22.06.2006 · Andreas Maier, einer der begabtesten Schriftsteller seiner Generation, hat seine Frankfurter Poetik-Dozentur beendet - mit einem Eklat: Ausführlich sprach er über den Streit mit seinem ehemaligen Lektor und dessen neuem Verlag.
Der Literaturbetrieb, was ist das? Ein Verein, zu dem viele gehören wollen und zu dem sich keiner bekennen mag. Eine Rechnung, unter die unzählige Striche gezogen wurden, die aber noch nie aufgegangen ist. Eine Käseglocke, unter der Gesumms gemacht wird von Leuten, die gerne behaupten, sie säßen nicht drinnen, sondern draußen, als hätte der Betrieb gar keine Betreiber, sondern bestünde ausschließlich aus Betriebsbeobachtern. Ein großer Haufen mal bunter, mal schmutziger Wäsche, zusammengetragen von Leuten, die in ihrem ganzen Leben noch nie etwas anderes getragen haben wollen als weiße Westen.
Das Geräusch, das beim ständigen Umschichten und Aufschichten und Auseinanderklamüsern und Wiederzusammenklamüsern dieses Wäschehaufens entsteht, ist das Literaturbetriebsgeräusch: Sphärenklänge, daß es einem graust. Was ist eine Poetik-Dozentur?
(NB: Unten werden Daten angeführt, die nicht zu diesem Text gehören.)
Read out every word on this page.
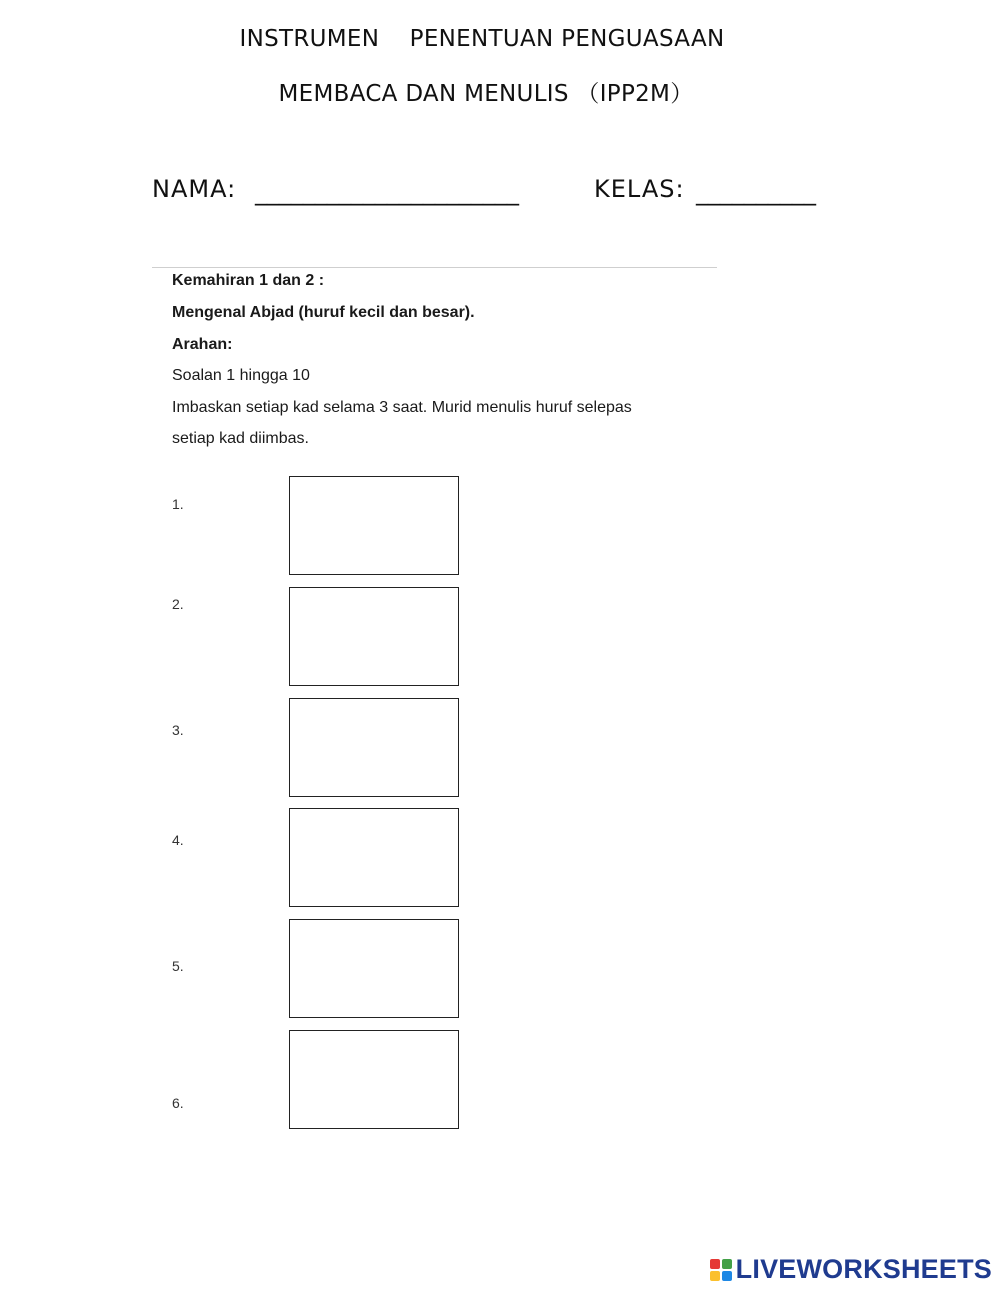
INSTRUMEN    PENENTUAN PENGUASAAN
MEMBACA DAN MENULIS （IPP2M）
NAMA: ______________________	KELAS: __________
Kemahiran 1 dan 2 :
Mengenal Abjad (huruf kecil dan besar).
Arahan:
Soalan 1 hingga 10
Imbaskan setiap kad selama 3 saat. Murid menulis huruf selepas
setiap kad diimbas.
1.
2.
3.
4.
5.
6.
LIVEWORKSHEETS
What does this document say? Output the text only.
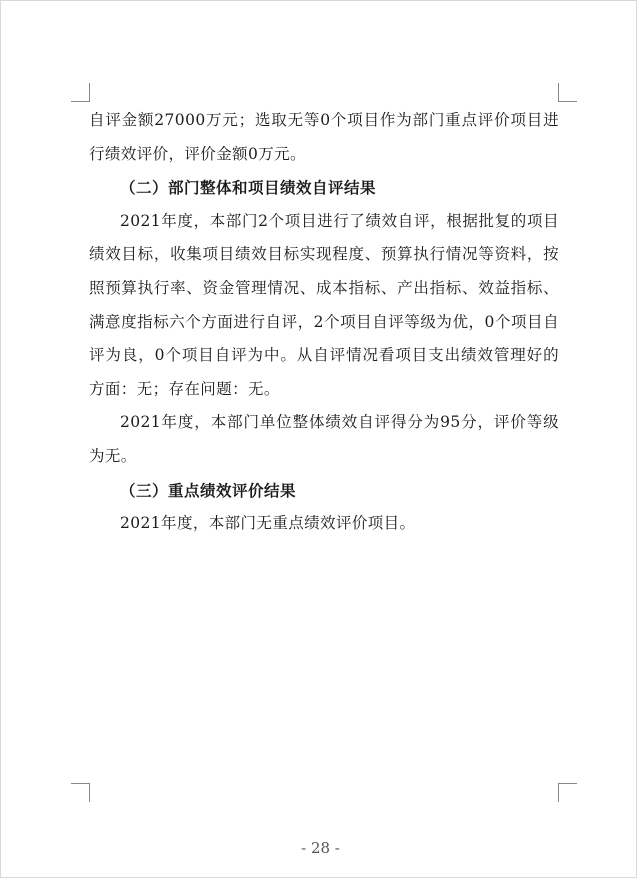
自评金额27000万元；选取无等0个项目作为部门重点评价项目进行绩效评价，评价金额0万元。

（二）部门整体和项目绩效自评结果

2021年度，本部门2个项目进行了绩效自评，根据批复的项目绩效目标，收集项目绩效目标实现程度、预算执行情况等资料，按照预算执行率、资金管理情况、成本指标、产出指标、效益指标、满意度指标六个方面进行自评，2个项目自评等级为优，0个项目自评为良，0个项目自评为中。从自评情况看项目支出绩效管理好的方面：无；存在问题：无。

2021年度，本部门单位整体绩效自评得分为95分，评价等级为无。

（三）重点绩效评价结果

2021年度，本部门无重点绩效评价项目。

- 28 -
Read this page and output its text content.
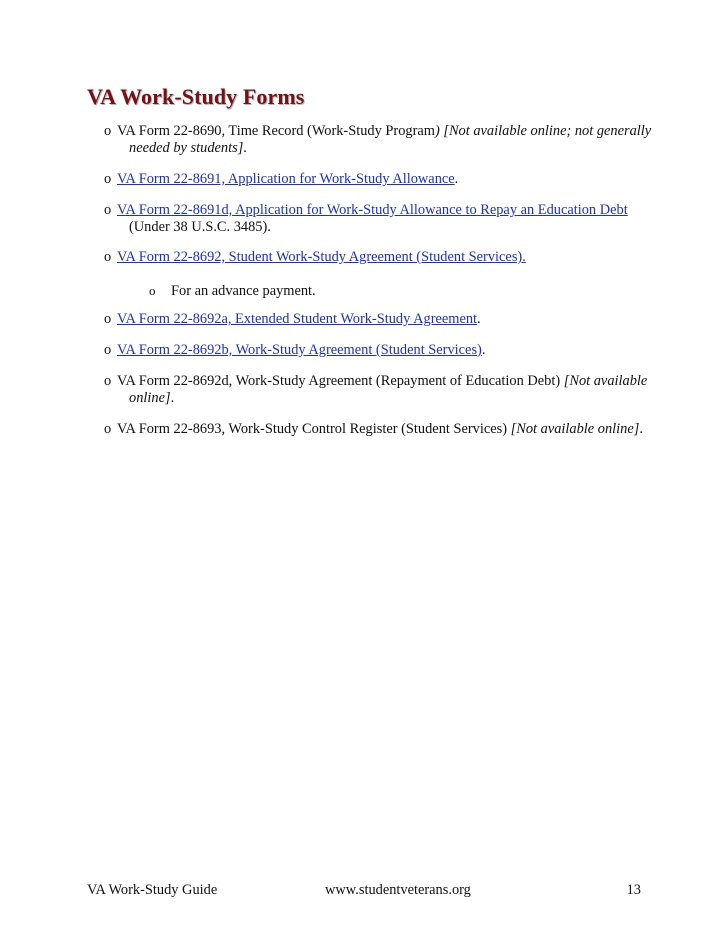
VA Work-Study Forms
o VA Form 22-8690, Time Record (Work-Study Program) [Not available online; not generally needed by students].
o VA Form 22-8691, Application for Work-Study Allowance.
o VA Form 22-8691d, Application for Work-Study Allowance to Repay an Education Debt (Under 38 U.S.C. 3485).
o VA Form 22-8692, Student Work-Study Agreement (Student Services).
o For an advance payment.
o VA Form 22-8692a, Extended Student Work-Study Agreement.
o VA Form 22-8692b, Work-Study Agreement (Student Services).
o VA Form 22-8692d, Work-Study Agreement (Repayment of Education Debt) [Not available online].
o VA Form 22-8693, Work-Study Control Register (Student Services) [Not available online].
VA Work-Study Guide	www.studentveterans.org	13
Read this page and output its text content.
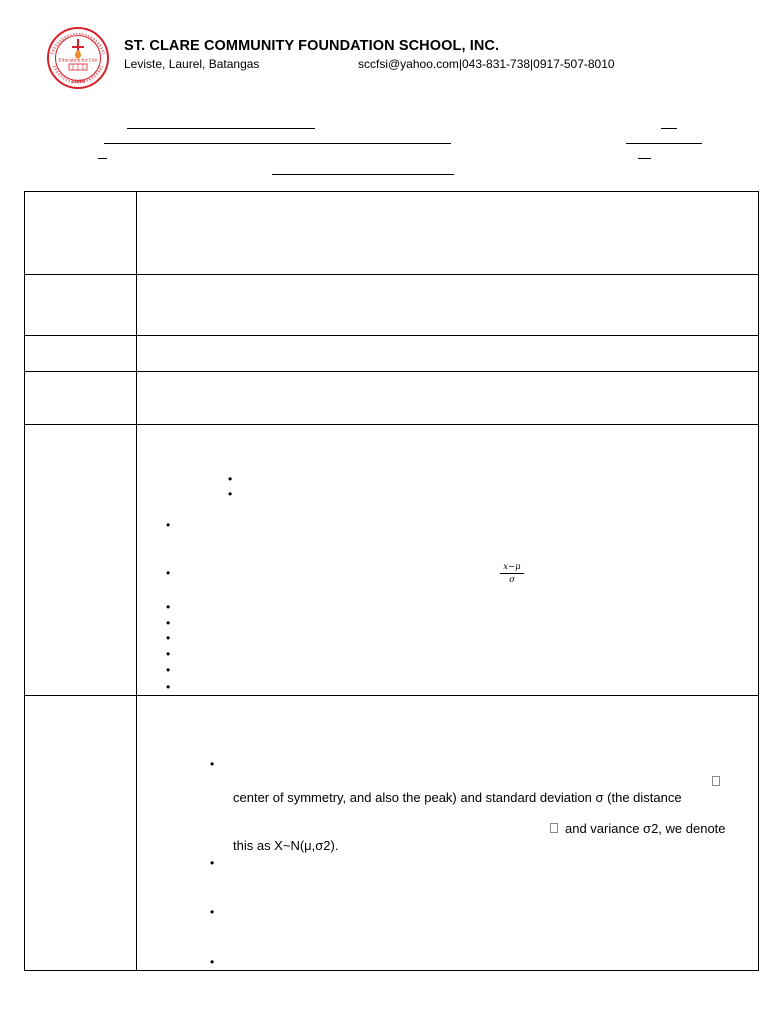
Education for Life
2009
ST. CLARE COMMUNITY FOUNDATION SCHOOL, INC.
Leviste, Laurel, Batangas	sccfsi@yahoo.com|043-831-738|0917-507-8010
•
•
•
•
•
•
•
•
•
•
$\frac{x-\mu}{\sigma}$
•
center of symmetry, and also the peak) and standard deviation σ (the distance
and variance σ2, we denote
this as X~N(μ,σ2).
•
•
•
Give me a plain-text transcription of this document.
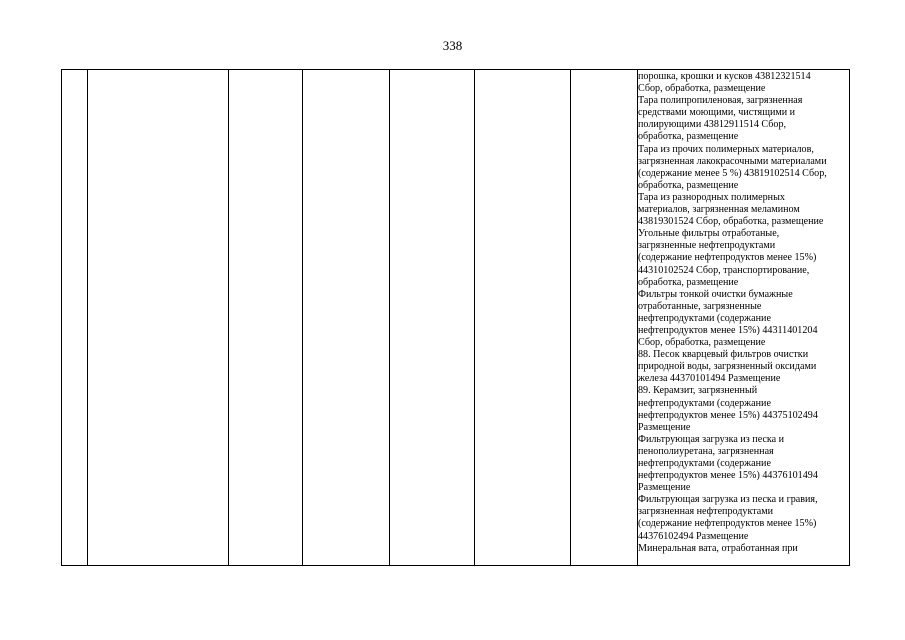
338
порошка, крошки и кусков 43812321514
Сбор, обработка, размещение
Тара полипропиленовая, загрязненная
средствами моющими, чистящими и
полирующими 43812911514 Сбор,
обработка, размещение
Тара из прочих полимерных материалов,
загрязненная лакокрасочными материалами
(содержание менее 5 %) 43819102514 Сбор,
обработка, размещение
Тара из разнородных полимерных
материалов, загрязненная меламином
43819301524 Сбор, обработка, размещение
Угольные фильтры отработаные,
загрязненные нефтепродуктами
(содержание нефтепродуктов менее 15%)
44310102524 Сбор, транспортирование,
обработка, размещение
Фильтры тонкой очистки бумажные
отработанные, загрязненные
нефтепродуктами (содержание
нефтепродуктов менее 15%) 44311401204
Сбор, обработка, размещение
88. Песок кварцевый фильтров очистки
природной воды, загрязненный оксидами
железа 44370101494 Размещение
89. Керамзит, загрязненный
нефтепродуктами (содержание
нефтепродуктов менее 15%) 44375102494
Размещение
Фильтрующая загрузка из песка и
пенополиуретана, загрязненная
нефтепродуктами (содержание
нефтепродуктов менее 15%) 44376101494
Размещение
Фильтрующая загрузка из песка и гравия,
загрязненная нефтепродуктами
(содержание нефтепродуктов менее 15%)
44376102494 Размещение
Минеральная вата, отработанная при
Eine Einladung an einen Schriftsteller, öffentlich über Literatur zu sprechen, über eigene und fremde. Soeben hat Andreas Maier, einer der begabtesten Schriftsteller seiner Generation, seine Frankfurter Poetik-Dozentur beendet. Seine fünfte und letzte Vorlesung stand unter dem Titel „Der Betrieb“, und Maier hat darin ausführlich über den Streit gesprochen, der ihn mit seinem ehemaligen Lektor und dessen neuem Verlag noch immer verbindet.
Eine Art Ehedrama
Es handelt sich, nicht ungewöhnlich bei Schriftstellern und Lektoren, um eine Art Ehedrama: Nach dem Tod Siegfried Unselds wechselte Maier gemeinsam mit Thorsten Ahrend von Suhrkamp zum Wallstein Verlag und dann allein wieder zurück zu Suhrkamp, und das alles innerhalb weniger Wochen. Die Folge: heftigste Verstimmungen unter allen Beteiligten. Die Frage, wer an dem Skandälchen mehr und wer weniger Schuld trägt, wer wen schlimmer und übler verraten, verkauft, verlassen und verletzt hat, ist für die Öffentlichkeit von begrenzter Wichtigkeit und hat in einer Poetik-Vorlesung nichts verloren.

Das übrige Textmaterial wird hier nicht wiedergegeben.